Truman read him the passage. Would Hook go back to his A.F. of L. followers and recommend that they submit their demands ($1.15 instead of $1.12 an hour wages, double time instead of time and a half for overtime, a closed-shop contract with big Bethlehem shipyard) to arbitration? Hook flopped and squirmed, finally promised to put it up to the machinists but not with his recommendation, and fled from the angry committee, wailing that he had been "accorded brutal treatment." At week's end, except for a little work performed by nonstriking workers who had crossed the machinists' picket line, the San Francisco yards were still idle.
The future of all free enterprise--of capital and labor alike--is at stake, the President had said. Did his voice reach the logging camps in the Puget Sound area?
There the National Defense Mediation Board had stepped into a three-weeks-old dispute that was blocking production of lumber needed in defense building.

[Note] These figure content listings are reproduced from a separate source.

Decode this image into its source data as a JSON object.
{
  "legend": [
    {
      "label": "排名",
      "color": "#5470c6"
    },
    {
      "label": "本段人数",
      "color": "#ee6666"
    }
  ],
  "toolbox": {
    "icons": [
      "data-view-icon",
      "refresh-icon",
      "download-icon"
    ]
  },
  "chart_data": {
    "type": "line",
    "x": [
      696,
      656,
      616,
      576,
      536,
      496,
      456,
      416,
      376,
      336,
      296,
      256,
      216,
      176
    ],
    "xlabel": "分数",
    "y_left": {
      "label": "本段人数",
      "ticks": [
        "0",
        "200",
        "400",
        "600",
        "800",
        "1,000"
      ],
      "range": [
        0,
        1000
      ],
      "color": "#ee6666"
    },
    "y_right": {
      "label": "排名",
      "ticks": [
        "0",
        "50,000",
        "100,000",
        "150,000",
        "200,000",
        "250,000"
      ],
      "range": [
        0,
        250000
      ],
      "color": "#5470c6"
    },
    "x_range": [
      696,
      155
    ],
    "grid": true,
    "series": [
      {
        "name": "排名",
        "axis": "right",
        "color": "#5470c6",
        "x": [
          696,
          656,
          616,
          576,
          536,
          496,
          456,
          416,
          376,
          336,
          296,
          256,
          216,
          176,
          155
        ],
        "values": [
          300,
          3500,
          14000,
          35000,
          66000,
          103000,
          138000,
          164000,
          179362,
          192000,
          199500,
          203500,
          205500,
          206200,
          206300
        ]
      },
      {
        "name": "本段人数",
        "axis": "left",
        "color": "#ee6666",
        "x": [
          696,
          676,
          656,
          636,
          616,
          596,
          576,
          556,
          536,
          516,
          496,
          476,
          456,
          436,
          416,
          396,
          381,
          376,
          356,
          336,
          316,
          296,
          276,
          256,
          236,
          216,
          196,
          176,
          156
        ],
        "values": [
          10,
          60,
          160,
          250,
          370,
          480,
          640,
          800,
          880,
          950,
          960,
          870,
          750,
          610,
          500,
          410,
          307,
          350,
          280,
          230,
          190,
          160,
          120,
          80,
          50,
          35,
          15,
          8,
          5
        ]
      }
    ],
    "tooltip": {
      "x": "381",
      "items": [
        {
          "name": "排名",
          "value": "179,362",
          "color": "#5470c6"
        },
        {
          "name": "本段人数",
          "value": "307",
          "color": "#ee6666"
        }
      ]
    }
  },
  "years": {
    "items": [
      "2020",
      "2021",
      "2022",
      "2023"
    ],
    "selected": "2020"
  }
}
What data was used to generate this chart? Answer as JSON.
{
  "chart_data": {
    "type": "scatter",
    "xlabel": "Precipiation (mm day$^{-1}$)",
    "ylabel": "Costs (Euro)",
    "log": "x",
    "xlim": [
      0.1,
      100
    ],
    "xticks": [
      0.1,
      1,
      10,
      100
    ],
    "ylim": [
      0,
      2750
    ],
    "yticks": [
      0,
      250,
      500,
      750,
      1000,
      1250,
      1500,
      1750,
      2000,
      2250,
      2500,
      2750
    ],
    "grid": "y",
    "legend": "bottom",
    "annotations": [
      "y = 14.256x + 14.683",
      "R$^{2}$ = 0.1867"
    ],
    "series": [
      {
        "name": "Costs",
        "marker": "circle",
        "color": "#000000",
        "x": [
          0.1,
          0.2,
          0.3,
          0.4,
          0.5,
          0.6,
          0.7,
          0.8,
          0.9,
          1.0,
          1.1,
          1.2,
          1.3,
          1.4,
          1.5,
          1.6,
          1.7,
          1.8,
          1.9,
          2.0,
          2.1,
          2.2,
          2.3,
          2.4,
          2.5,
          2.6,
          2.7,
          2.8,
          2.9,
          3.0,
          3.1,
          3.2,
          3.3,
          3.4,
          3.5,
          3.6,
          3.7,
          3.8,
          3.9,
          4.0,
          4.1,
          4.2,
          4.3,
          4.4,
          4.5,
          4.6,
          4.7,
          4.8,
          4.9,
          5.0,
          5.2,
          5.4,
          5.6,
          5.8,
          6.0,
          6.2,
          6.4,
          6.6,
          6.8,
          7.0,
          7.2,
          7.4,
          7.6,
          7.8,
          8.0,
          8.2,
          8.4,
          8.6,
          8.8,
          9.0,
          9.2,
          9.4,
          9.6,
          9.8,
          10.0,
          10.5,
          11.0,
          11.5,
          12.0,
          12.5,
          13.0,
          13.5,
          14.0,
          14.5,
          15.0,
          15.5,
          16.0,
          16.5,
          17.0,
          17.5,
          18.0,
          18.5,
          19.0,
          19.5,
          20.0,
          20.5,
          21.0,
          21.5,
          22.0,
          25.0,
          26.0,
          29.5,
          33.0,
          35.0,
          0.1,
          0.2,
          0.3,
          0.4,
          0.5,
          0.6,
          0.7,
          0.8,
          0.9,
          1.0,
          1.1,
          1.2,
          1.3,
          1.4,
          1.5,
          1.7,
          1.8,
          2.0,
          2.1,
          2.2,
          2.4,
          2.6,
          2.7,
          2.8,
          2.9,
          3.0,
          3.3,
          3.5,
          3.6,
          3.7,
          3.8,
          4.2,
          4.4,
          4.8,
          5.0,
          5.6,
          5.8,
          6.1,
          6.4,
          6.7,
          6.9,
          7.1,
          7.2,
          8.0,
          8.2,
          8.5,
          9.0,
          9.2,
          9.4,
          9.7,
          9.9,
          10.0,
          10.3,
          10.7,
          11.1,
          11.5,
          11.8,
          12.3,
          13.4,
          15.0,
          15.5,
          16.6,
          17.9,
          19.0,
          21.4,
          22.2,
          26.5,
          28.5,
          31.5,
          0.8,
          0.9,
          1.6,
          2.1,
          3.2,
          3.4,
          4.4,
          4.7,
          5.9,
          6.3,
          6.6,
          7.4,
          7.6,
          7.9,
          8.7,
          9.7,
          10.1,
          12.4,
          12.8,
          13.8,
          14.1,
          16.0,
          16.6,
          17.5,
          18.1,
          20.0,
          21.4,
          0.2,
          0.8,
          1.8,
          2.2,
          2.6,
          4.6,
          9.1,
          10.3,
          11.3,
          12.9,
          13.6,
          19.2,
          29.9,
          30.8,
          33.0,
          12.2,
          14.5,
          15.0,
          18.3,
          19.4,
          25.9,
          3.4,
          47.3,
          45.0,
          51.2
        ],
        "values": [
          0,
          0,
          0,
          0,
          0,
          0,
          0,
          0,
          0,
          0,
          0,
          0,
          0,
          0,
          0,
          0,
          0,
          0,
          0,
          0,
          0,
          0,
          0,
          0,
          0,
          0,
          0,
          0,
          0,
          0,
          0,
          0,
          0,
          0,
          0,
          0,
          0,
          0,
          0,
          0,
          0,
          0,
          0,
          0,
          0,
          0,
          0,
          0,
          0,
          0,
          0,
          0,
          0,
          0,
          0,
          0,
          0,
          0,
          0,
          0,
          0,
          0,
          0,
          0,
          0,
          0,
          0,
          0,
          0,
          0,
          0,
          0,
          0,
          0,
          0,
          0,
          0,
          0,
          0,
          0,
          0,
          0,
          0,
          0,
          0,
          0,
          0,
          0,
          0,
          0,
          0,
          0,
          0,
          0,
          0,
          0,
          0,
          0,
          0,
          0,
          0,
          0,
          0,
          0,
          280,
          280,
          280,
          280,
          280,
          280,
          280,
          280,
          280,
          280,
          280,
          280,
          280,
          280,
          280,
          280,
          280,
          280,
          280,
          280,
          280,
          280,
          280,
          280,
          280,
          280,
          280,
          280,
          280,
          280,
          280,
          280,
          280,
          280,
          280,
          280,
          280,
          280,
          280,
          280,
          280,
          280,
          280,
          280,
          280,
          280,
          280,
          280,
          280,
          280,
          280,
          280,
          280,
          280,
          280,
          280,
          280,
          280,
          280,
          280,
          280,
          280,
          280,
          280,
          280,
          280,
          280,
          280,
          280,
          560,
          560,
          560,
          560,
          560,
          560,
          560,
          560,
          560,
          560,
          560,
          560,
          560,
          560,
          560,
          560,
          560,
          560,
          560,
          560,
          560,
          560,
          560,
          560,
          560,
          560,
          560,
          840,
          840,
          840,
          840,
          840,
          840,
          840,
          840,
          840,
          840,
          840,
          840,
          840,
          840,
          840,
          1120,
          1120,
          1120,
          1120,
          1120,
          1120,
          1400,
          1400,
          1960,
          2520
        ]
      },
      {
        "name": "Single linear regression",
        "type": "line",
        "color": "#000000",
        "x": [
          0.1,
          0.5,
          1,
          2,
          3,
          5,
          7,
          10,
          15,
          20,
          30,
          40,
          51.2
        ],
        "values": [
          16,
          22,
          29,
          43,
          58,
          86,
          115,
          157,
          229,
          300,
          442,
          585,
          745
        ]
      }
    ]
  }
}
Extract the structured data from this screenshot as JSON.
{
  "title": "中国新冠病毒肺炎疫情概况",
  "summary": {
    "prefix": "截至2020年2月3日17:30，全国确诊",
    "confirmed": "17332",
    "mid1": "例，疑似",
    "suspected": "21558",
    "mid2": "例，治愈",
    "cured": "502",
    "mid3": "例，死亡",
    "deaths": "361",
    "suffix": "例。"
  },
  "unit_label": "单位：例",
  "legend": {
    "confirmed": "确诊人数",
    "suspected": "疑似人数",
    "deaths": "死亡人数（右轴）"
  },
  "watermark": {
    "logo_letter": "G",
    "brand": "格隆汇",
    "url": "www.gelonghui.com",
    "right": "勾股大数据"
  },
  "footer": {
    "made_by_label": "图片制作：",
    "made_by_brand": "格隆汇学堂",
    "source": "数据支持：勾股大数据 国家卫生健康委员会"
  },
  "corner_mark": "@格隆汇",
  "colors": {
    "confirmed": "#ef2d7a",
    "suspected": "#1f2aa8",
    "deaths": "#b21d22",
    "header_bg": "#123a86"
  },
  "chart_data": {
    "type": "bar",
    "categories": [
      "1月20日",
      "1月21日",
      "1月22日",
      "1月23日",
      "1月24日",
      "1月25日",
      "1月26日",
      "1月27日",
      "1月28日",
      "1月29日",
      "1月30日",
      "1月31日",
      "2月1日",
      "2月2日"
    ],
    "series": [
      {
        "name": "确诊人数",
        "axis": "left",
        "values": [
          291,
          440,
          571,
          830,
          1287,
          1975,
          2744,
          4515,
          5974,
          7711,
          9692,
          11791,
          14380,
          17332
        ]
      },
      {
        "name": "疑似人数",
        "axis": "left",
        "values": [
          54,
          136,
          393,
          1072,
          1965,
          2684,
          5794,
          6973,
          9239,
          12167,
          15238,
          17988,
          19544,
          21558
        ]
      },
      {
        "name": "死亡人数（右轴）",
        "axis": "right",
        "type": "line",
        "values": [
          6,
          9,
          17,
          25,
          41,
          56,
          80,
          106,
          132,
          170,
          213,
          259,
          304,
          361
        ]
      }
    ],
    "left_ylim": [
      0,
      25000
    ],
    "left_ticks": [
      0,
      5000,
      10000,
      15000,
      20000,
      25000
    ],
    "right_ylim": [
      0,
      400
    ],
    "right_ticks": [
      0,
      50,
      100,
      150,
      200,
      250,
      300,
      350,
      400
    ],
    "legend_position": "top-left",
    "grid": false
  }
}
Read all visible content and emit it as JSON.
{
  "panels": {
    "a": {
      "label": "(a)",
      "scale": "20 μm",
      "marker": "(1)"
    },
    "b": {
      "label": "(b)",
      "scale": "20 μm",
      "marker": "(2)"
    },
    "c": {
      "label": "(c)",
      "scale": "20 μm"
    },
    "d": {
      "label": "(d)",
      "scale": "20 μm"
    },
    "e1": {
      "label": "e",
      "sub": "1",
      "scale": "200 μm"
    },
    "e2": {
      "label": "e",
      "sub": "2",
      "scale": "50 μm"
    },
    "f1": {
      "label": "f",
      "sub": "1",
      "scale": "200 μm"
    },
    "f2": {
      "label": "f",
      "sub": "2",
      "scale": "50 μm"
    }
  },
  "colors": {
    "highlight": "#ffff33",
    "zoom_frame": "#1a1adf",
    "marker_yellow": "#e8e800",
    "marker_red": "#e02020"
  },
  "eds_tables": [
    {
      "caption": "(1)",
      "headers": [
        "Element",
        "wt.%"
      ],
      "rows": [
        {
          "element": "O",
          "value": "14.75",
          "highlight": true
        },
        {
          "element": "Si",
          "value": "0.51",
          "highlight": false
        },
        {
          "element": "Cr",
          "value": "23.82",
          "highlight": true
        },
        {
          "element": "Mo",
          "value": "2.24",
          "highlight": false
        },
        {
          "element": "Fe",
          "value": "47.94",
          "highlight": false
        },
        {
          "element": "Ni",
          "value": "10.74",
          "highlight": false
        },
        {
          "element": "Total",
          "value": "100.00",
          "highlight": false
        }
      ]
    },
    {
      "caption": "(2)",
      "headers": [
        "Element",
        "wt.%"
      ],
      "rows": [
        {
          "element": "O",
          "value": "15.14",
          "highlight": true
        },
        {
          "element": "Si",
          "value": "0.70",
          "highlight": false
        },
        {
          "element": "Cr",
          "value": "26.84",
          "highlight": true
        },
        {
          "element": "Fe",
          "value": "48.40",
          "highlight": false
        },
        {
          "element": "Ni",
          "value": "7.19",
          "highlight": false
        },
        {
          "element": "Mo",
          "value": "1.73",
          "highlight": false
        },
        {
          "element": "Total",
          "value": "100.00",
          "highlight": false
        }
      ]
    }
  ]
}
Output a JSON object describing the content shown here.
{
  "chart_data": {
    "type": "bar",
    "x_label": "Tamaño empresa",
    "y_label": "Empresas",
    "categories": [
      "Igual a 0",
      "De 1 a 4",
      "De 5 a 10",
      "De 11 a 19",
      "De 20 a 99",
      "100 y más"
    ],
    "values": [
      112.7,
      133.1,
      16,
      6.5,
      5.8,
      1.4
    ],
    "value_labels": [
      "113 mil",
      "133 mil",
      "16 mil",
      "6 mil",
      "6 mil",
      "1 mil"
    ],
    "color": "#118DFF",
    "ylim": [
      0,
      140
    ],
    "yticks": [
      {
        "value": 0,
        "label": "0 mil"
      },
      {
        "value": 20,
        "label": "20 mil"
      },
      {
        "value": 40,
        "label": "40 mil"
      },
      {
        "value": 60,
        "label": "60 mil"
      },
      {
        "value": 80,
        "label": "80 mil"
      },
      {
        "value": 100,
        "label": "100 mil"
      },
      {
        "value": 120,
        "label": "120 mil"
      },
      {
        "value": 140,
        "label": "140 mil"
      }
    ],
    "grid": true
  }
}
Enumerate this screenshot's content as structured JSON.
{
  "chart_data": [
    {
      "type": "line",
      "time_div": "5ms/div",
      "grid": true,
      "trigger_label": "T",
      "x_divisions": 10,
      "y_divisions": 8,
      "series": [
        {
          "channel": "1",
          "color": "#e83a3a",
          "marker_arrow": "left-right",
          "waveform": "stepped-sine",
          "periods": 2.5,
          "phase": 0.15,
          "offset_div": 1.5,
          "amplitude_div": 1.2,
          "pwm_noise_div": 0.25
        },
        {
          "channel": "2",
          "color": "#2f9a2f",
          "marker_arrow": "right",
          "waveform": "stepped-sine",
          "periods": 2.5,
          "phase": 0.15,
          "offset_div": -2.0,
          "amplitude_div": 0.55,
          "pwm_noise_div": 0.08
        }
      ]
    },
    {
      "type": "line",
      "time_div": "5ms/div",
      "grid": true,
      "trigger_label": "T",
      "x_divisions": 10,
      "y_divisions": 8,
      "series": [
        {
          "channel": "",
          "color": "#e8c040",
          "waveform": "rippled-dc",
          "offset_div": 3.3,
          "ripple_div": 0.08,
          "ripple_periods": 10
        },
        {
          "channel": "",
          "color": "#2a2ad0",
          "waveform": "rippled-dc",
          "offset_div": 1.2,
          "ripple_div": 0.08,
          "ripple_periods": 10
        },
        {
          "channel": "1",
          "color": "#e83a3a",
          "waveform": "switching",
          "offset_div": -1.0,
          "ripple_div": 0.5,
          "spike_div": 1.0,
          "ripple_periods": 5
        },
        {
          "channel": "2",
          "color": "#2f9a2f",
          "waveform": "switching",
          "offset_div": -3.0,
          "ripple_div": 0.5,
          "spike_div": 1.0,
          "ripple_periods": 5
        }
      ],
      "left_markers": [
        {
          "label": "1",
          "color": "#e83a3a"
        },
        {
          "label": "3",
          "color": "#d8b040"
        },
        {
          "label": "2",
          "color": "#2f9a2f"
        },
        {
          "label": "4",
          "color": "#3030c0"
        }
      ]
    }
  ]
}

The board, taking on a new function, had appointed itself a fact-finding commission, and a panel which included labor's own representation had made public recommendations for a settlement of wage demands and grievances. But delegates of the striking C.I.O. woodworkers rejected the board's formula. At week's end no trees fell in the forests of the Northwest.*
Did the voice penetrate to the Southern coal fields? The Mediation Board was still trying to work out a pact that would remove the threat of another stoppage in the nation's soft coal mines. Southern operators, at week's end, still had not stirred from their position.
* But there were first signs of a break. Boom mewn in Tacoma voted to return to work at a compromise raise of 7 1/2-c- an hour, other grievances to mediation.